Prévoyez-vous, comme cela se fait de plus en plus, d'offrir l'album sur internet, pour contourner ces problèmes ?

Jon : Nous avons proposé au NME de leur donner l'album gratuitement si ils mettaient les MCs noirs, arabes, en couverture. Ils n'ont pas répondu. Ce sont des lâches. En France la situation est différente pour deux raisons, d'abord parce qu'il y a une culture hip-hop, avec MC Solaar et ce genre de personnes; et ensuite parce qu'il y a une culture protestataire. Quand quelque chose vous déplait, vous descendez dans la rue. En Grande-Bretagne les gens ne bougent pas.
Lowkey: Et aussi, en France, vous avez cette loi qui oblige la radio a diffuser une certaine proportion de musique française. En Angleterre, on court après la daube américaine.
Jon : Et tous ces groupes que le NME soutient, ils sont tous pareils, ils viennent tous d'un campus américain et chantent n'importe quoi, c'est vague, c'est abstrait, c'est déconnecté des vrais problèmes.
Lowkey : Les gamins qui écoutent ça ne se réfèrent qu'à leur propre apathie.

Dans The Menace, vous critiquez l'usage des religions, et chantez “fundamentally you're a fundamentalist ». Où est le fondamentalisme aujourd'hui?

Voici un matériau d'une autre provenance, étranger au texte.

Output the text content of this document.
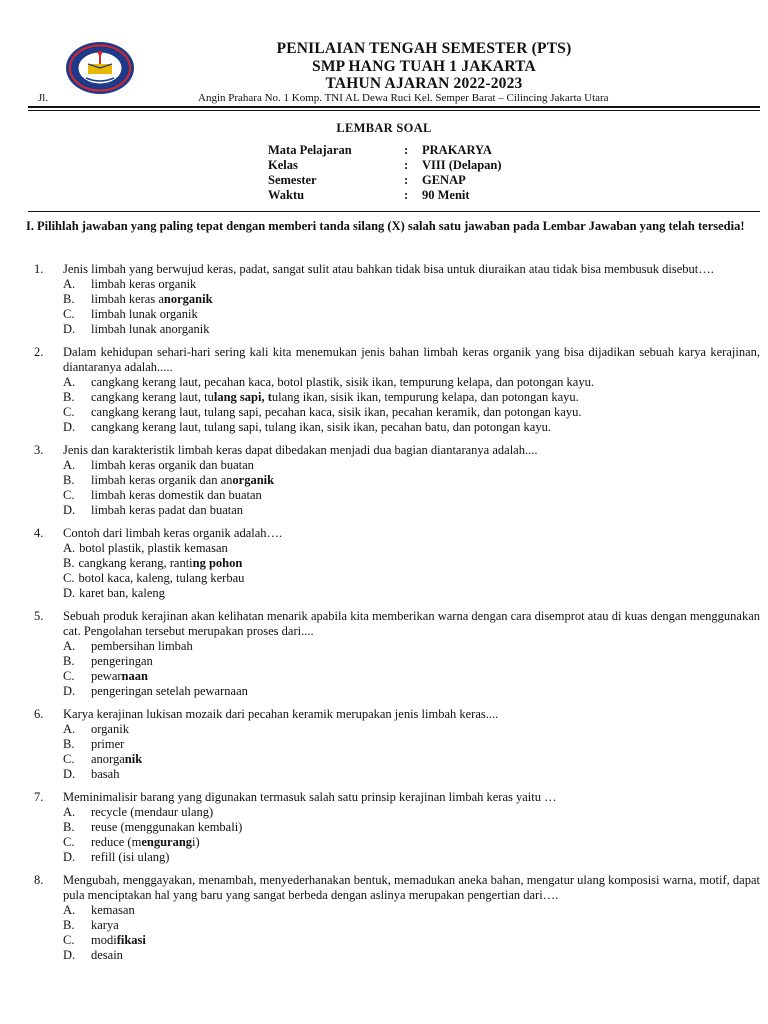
PENILAIAN TENGAH SEMESTER (PTS)
SMP HANG TUAH 1 JAKARTA
TAHUN AJARAN 2022-2023
Jl.	Angin Prahara No. 1 Komp. TNI AL Dewa Ruci Kel. Semper Barat – Cilincing Jakarta Utara
LEMBAR SOAL
Mata Pelajaran	:	PRAKARYA
Kelas	:	VIII (Delapan)
Semester	:	GENAP
Waktu	:	90 Menit
I. Pilihlah jawaban yang paling tepat dengan memberi tanda silang (X) salah satu jawaban pada Lembar Jawaban yang telah tersedia!
1. Jenis limbah yang berwujud keras, padat, sangat sulit atau bahkan tidak bisa untuk diuraikan atau tidak bisa membusuk disebut….
A.	limbah keras organik
B.	limbah keras anorganik
C.	limbah lunak organik
D.	limbah lunak anorganik
2. Dalam kehidupan sehari-hari sering kali kita menemukan jenis bahan limbah keras organik yang bisa dijadikan sebuah karya kerajinan, diantaranya adalah.....
A.	cangkang kerang laut, pecahan kaca, botol plastik, sisik ikan, tempurung kelapa, dan potongan kayu.
B.	cangkang kerang laut, tulang sapi, tulang ikan, sisik ikan, tempurung kelapa, dan potongan kayu.
C.	cangkang kerang laut, tulang sapi, pecahan kaca, sisik ikan, pecahan keramik, dan potongan kayu.
D.	cangkang kerang laut, tulang sapi, tulang ikan, sisik ikan, pecahan batu, dan potongan kayu.
3. Jenis dan karakteristik limbah keras dapat dibedakan menjadi dua bagian diantaranya adalah....
A.	limbah keras organik dan buatan
B.	limbah keras organik dan anorganik
C.	limbah keras domestik dan buatan
D.	limbah keras padat dan buatan
4. Contoh dari limbah keras organik adalah….
A. botol plastik, plastik kemasan
B. cangkang kerang, ranting pohon
C. botol kaca, kaleng, tulang kerbau
D. karet ban, kaleng
5. Sebuah produk kerajinan akan kelihatan menarik apabila kita memberikan warna dengan cara disemprot atau di kuas dengan menggunakan cat. Pengolahan tersebut merupakan proses dari....
A.	pembersihan limbah
B.	pengeringan
C.	pewarnaan
D.	pengeringan setelah pewarnaan
6. Karya kerajinan lukisan mozaik dari pecahan keramik merupakan jenis limbah keras....
A.	organik
B.	primer
C.	anorganik
D.	basah
7. Meminimalisir barang yang digunakan termasuk salah satu prinsip kerajinan limbah keras yaitu …
A.	recycle (mendaur ulang)
B.	reuse (menggunakan kembali)
C.	reduce (mengurangi)
D.	refill (isi ulang)
8. Mengubah, menggayakan, menambah, menyederhanakan bentuk, memadukan aneka bahan, mengatur ulang komposisi warna, motif, dapat pula menciptakan hal yang baru yang sangat berbeda dengan aslinya merupakan pengertian dari….
A.	kemasan
B.	karya
C.	modifikasi
D.	desain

Jon : Bush raconte que Dieu l'a visité une nuit et lui a dit d'envahir l'Irak. C'est du fondamentalisme.
Lowkey : Et c'est très manipulateur. Sur mon myspace, on m'envoie des messages disant que les immigrés devraient rentrer chez eux, qu'ils sont une menace pour notre culture. Mais ils ne peuvent pas rentrer chez eux parce qu'on bombarde leurs maisons, et que l'Occident est le seul endroit sûr pour eux. Je suis né à Londres, il n'y a pas plus britannique que moi; ça n'a jamais été un problème parmi les arabes que je sois anglais, mais ça a toujours été un problème parmi les anglais que je sois à moitié arabe.
Jon : Bush et Blair ont attaqué l'Irak parce que le pays hébergeait des terroristes. Pourtant la CIA a donné asile à des terroristes; et Pat Robertson, le télévangéliste américain, a appelé au meurtre d'Hugo Chavez: c'est un appel au terrorisme, donc l'Amérique héberge des terroristes, et si on suivait le raisonnement de Bush il faudrait bombarder les Etats-Unis.
Mais il faut dire aussi que l'album de Mongrel est très stimulant, pas seulement au niveau des paroles, mais aussi au niveau de la musique. Cela ne ressemble à rien, musicalement parlant.

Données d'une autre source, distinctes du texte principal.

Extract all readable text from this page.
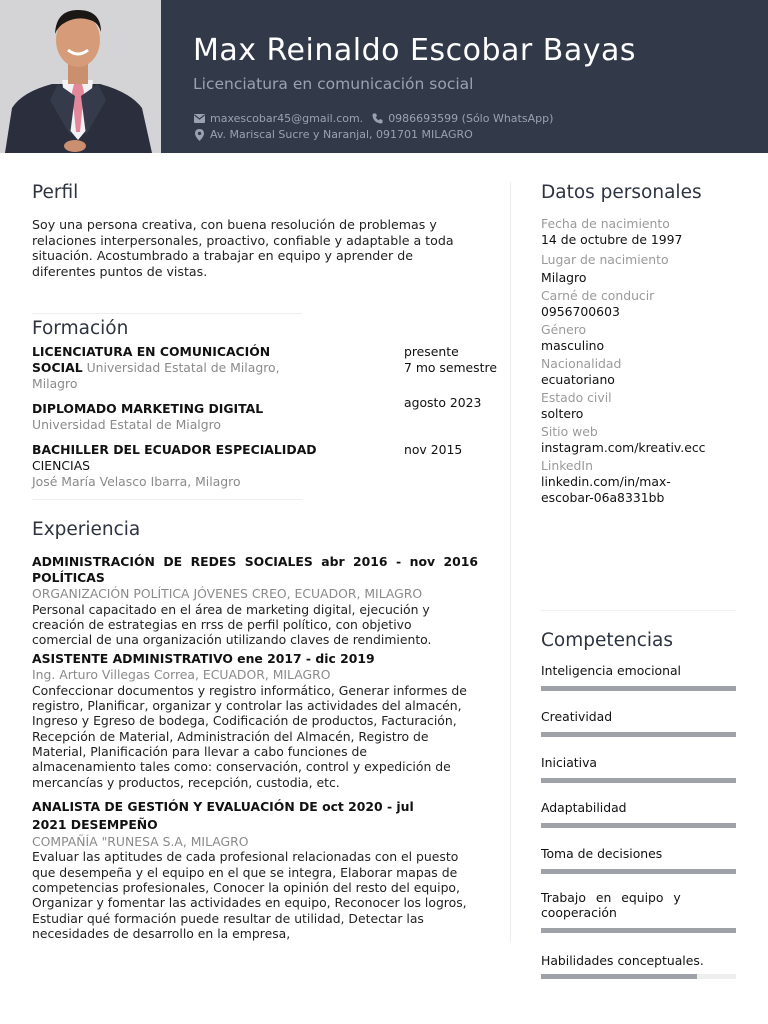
Max Reinaldo Escobar Bayas
Licenciatura en comunicación social
maxescobar45@gmail.com. 0986693599 (Sólo WhatsApp)
Av. Mariscal Sucre y Naranjal, 091701 MILAGRO
Perfil
Soy una persona creativa, con buena resolución de problemas y relaciones interpersonales, proactivo, confiable y adaptable a toda situación. Acostumbrado a trabajar en equipo y aprender de diferentes puntos de vistas.
Formación
LICENCIATURA EN COMUNICACIÓN SOCIAL Universidad Estatal de Milagro, Milagro
presente
7 mo semestre
DIPLOMADO MARKETING DIGITAL
Universidad Estatal de Mialgro
agosto 2023
BACHILLER DEL ECUADOR ESPECIALIDAD
CIENCIAS
José María Velasco Ibarra, Milagro
nov 2015
Experiencia
ADMINISTRACIÓN DE REDES SOCIALES abr 2016 - nov 2016 POLÍTICAS
ORGANIZACIÓN POLÍTICA JÓVENES CREO, ECUADOR, MILAGRO
Personal capacitado en el área de marketing digital, ejecución y creación de estrategias en rrss de perfil político, con objetivo comercial de una organización utilizando claves de rendimiento.
ASISTENTE ADMINISTRATIVO ene 2017 - dic 2019
Ing. Arturo Villegas Correa, ECUADOR, MILAGRO
Confeccionar documentos y registro informático, Generar informes de registro, Planificar, organizar y controlar las actividades del almacén, Ingreso y Egreso de bodega, Codificación de productos, Facturación, Recepción de Material, Administración del Almacén, Registro de Material, Planificación para llevar a cabo funciones de almacenamiento tales como: conservación, control y expedición de mercancías y productos, recepción, custodia, etc.
ANALISTA DE GESTIÓN Y EVALUACIÓN DE oct 2020 - jul 2021 DESEMPEÑO
COMPAÑÍA "RUNESA S.A, MILAGRO
Evaluar las aptitudes de cada profesional relacionadas con el puesto que desempeña y el equipo en el que se integra, Elaborar mapas de competencias profesionales, Conocer la opinión del resto del equipo, Organizar y fomentar las actividades en equipo, Reconocer los logros, Estudiar qué formación puede resultar de utilidad, Detectar las necesidades de desarrollo en la empresa,
Datos personales
Fecha de nacimiento
14 de octubre de 1997
Lugar de nacimiento
Milagro
Carné de conducir
0956700603
Género
masculino
Nacionalidad
ecuatoriano
Estado civil
soltero
Sitio web
instagram.com/kreativ.ecc
LinkedIn
linkedin.com/in/max-escobar-06a8331bb
Competencias
Inteligencia emocional
Creatividad
Iniciativa
Adaptabilidad
Toma de decisiones
Trabajo en equipo y cooperación
Habilidades conceptuales.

Vous semblez avoir voulu transcender les frontières des styles musicaux sur ce disque...

Lowkey : Oui, mais le disque est compris malgré tout, parce qu'il est plein d'une vérité très profonde.
Jon : Et en mars, nous allons aller au Vénézuela, rencontrer Hugo Chavez, visiter le pays, et on va faire le deuxième album de Mongrel là-bas. Mongrel est en constante évolution, va de l'avant. Si cette musique était sortie en 1978, ou en 1967, on aurait dit tout de suite: c'est le future de la musique. Aujourd'hui la presse est verrouillée et va nous ignorer; mais elle ne peut pas nous ignorer longtemps, parce qu'on est tellement bons.

Comment avez-vous géré le fait d'avoir deux leaders dans le groupe?

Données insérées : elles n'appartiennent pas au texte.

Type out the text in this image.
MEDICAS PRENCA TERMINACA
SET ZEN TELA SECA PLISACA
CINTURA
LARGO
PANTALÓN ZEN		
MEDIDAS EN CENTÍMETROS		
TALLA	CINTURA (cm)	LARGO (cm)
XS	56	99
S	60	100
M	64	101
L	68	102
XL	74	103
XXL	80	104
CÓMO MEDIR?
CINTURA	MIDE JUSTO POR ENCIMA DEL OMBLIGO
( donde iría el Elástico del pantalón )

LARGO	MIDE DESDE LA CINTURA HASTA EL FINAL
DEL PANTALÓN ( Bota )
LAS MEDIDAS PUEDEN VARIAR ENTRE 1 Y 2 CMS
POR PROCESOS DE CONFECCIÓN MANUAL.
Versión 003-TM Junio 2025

Jon : Ca n'a pas été un problème; il n'y a pas que Lowkey et moi, il y a aussi des filles.
Lowkey : Mongrel était l'idée de Jon au départ, dans son concept. Mais finalement il n'y a pas vraiment de leader dans le groupe.
Jon : Andy a quitté les Arctic Monkeys, un des plus grands groupes de rock du monde actuellement, il a renoncé à la possibilité de faire plein d'argent, pour rejoindre une expérience musicale unique. D'ici 2012 la face du monde aura complètement changé et on reconnaîtra cet album pour ce qu'il est : novateur. Mongrel va faire trois album par ans et ils seront tous excellents. Rien ne peut nous arrêter.